# exercise when 'walking' off lead vs on



## suem56 (Nov 23, 2015)

Is there a difference in the quality of the exercise a dog gets when walked on lead, vs off? I've read in various places that the guide of 5 mins per month of age for puppies doesn't include time spent playing in the garden. From when Dexter was a young pup (he's 10 months now) he would tear around the garden like a lunatic for quite lengthy periods, and it always seemed to me that he was expending far more energy than when being taken on a lead walk. Most of his walks have always been off lead though, so generally he's romping around in the woods, playing chase with any other obliging dog we come across - seems much the same as playing in the garden really. Am I depriving him of something by keeping his lead walks to a minimum?


----------



## Lexi&Beemer (May 5, 2013)

I find that the on lead stuff keeps them tired for a short but. I also let them stop and sniff too. Off lead they run around so much. A thirty minute off lead dash = entire day of napping. 30 min leash walk gets me past breakfast. 

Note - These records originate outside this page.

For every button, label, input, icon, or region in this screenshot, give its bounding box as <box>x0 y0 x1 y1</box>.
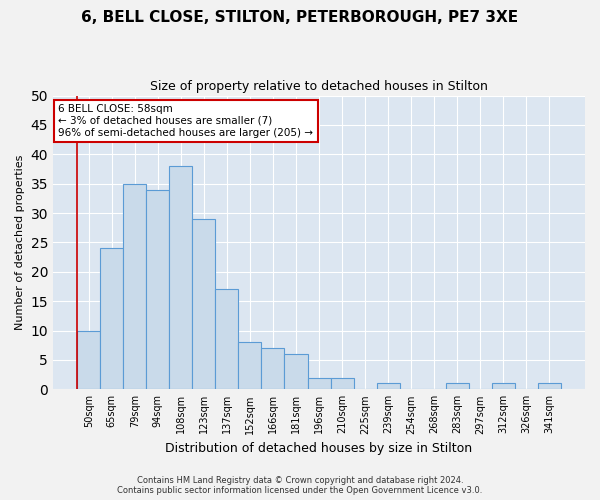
Bar <box>331 378 353 390</box>
Bar <box>284 354 308 390</box>
Bar <box>123 184 146 390</box>
Bar <box>146 190 169 390</box>
Bar <box>77 330 100 390</box>
Text: Contains HM Land Registry data © Crown copyright and database right 2024.
Contai: Contains HM Land Registry data © Crown c… <box>118 476 482 495</box>
Title: Size of property relative to detached houses in Stilton: Size of property relative to detached ho… <box>150 80 488 93</box>
Bar <box>262 348 284 390</box>
Text: 6 BELL CLOSE: 58sqm
← 3% of detached houses are smaller (7)
96% of semi-detached: 6 BELL CLOSE: 58sqm ← 3% of detached hou… <box>58 104 313 138</box>
Bar <box>308 378 331 390</box>
Bar <box>238 342 262 390</box>
Bar <box>100 248 123 390</box>
Bar <box>446 384 469 390</box>
Bar <box>492 384 515 390</box>
X-axis label: Distribution of detached houses by size in Stilton: Distribution of detached houses by size … <box>166 442 473 455</box>
Bar <box>215 290 238 390</box>
Y-axis label: Number of detached properties: Number of detached properties <box>15 154 25 330</box>
Bar <box>169 166 193 390</box>
Text: 6, BELL CLOSE, STILTON, PETERBOROUGH, PE7 3XE: 6, BELL CLOSE, STILTON, PETERBOROUGH, PE… <box>82 10 518 25</box>
Bar <box>193 219 215 390</box>
Bar <box>377 384 400 390</box>
Bar <box>538 384 561 390</box>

Sent from my iPhone using Tapatalk


----------



## Marzi (Sep 17, 2012)

He is a lucky dog - his walks sound wonderful.
Lead walking is a skill that is worth mastering, but given the choice mine would always opt for a romp off lead.
Have to say that a trip into town or a big show or something where all of their senses are being bombarded does exhaust my dogs, but I think they expend quite a lot of nervous energy in such situations (they themselves do not appear that stressed - but there is a lot to take in).
Boring lead walks around the block or up to school to collect children are tolerated and better than being left at home - but no real use for reducing the bounce factor!


----------